Fears but NZ prices holding

A world shortage of lamb and lower exchange rate should underpin prices. Photo by Craig Baxter.
A world shortage of lamb and lower exchange rate should underpin prices. Photo by Craig Baxter.
The world is headed towards a recession which many fear could ankle-tap a recovery in some of our key farm commodities. Agribusiness Editor Neal Wallace reports that while the future may be rocky, so far our key exports are showing some resilience.

The financial meltdown could slash demand for beef and lamb by up to 15% in the coming year, but a shortage of lamb and the plummeting exchange rate could negate any financial impact on farmers.

Meat and Wool New Zealand economist Con Williams said there were already signs the financial crisis was forcing more people to eat at home rather than in restaurants.

Australian wool prices last week plummeted to record lows as tight credit conditions meant buyers could not open letters of credit.

Mr Williams said tighter financial conditions could see demand fall for beef and lamb by up to 15%, and while that would affect prices, he could not say by how much.

But he believed the easing exchange rate and a shortage of lamb worldwide could neutralise the impact.

The New Zealand-United States exchange rate peaked at US80c last season, but this week has traded around US55c.

Mr Williams said the exchange rate with the euro and pound sterling had also fallen significantly.

Reduced demand from the food service sector would hit the higher value cuts but Mr Williams said New Zealand only supplied 70% of its beef quota to the US last year.

Shifting consumer demand could also see a move to lower value cuts and fast food which, with manufacturing beef the main export to the US, could be in our favour.

Mr Williams said the beef market was being distorted by some South American exports allowed back into Europe, but also by shipments sitting on Russian wharves as importers sought to renegotiate the price.

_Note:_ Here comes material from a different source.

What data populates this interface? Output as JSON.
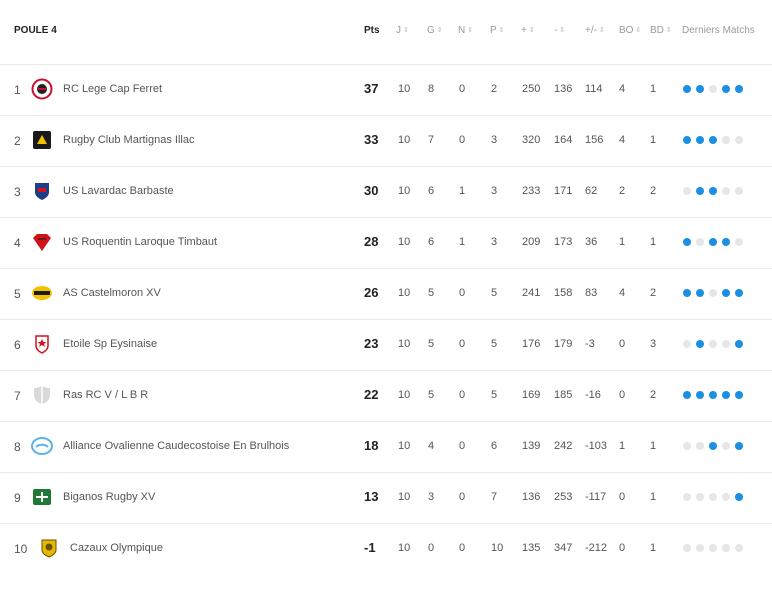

Meat exporters believe the worldwide shortage of lamb would be a factor this year.

Silver Fern Farms (SFF) chief executive Keith Cooper described the lamb scene as positive as a result of that shortage.

"It's relatively stable but that is not to say it won't be impacted."

Mr Cooper said the beef market was under pressure from South American product, which had created some nervousness.

In addition, US prices had started to ease as domestic production had increased, but he said these conditions were being driven more by supply and demand rather than pressure from world financial markets.

He said the world was entering uncharted territory.

"I don't know how it is going to play out," he said.

In its weekly market update, SFF said most markets had slowed as importers assessed the longer-term impact on sales, while some lines of credit had been difficult for some importers to secure, forcing them to operate on a "hand-to-mouth basis".

Stocks of lamb pelts were high and customers were reluctant to buy more until they had secured orders.

The deer skin market was steady.

The economic uncertainty was highlighted by venison, with the season about to shift from chilled to frozen loins and leg cuts, but importers were reluctant to commit too far in advance.

The beef market lacked direction due to financial uncertainty.

Alliance Group chief executive Grant Cuff said it was too early to pick what was going to happen to meat markets, but prices for beef and lamb appeared to be holding up.

"So far, for both these products, prices are holding up and the exchange rate has come down."

The financial crisis appeared to have spread to Asia, which could cut demand for premium beef cuts, but there was also pressure in that market from US beef regaining access.

He also pointed to the decline in lamb volumes as a positive for exporters.

"I am not pessimistic about sheep meats."

Council of Wool Exporters executive manager Nick Nicholson said the global crisis had come on top of existing pressures within the wool sector.

There were signs retail sales were slowing as consumers prioritised their spending and exporters feared their key markets were entering a recession.

While a lower exchange rate was welcomed, he said the speed of its fall and volatility was difficult to manage.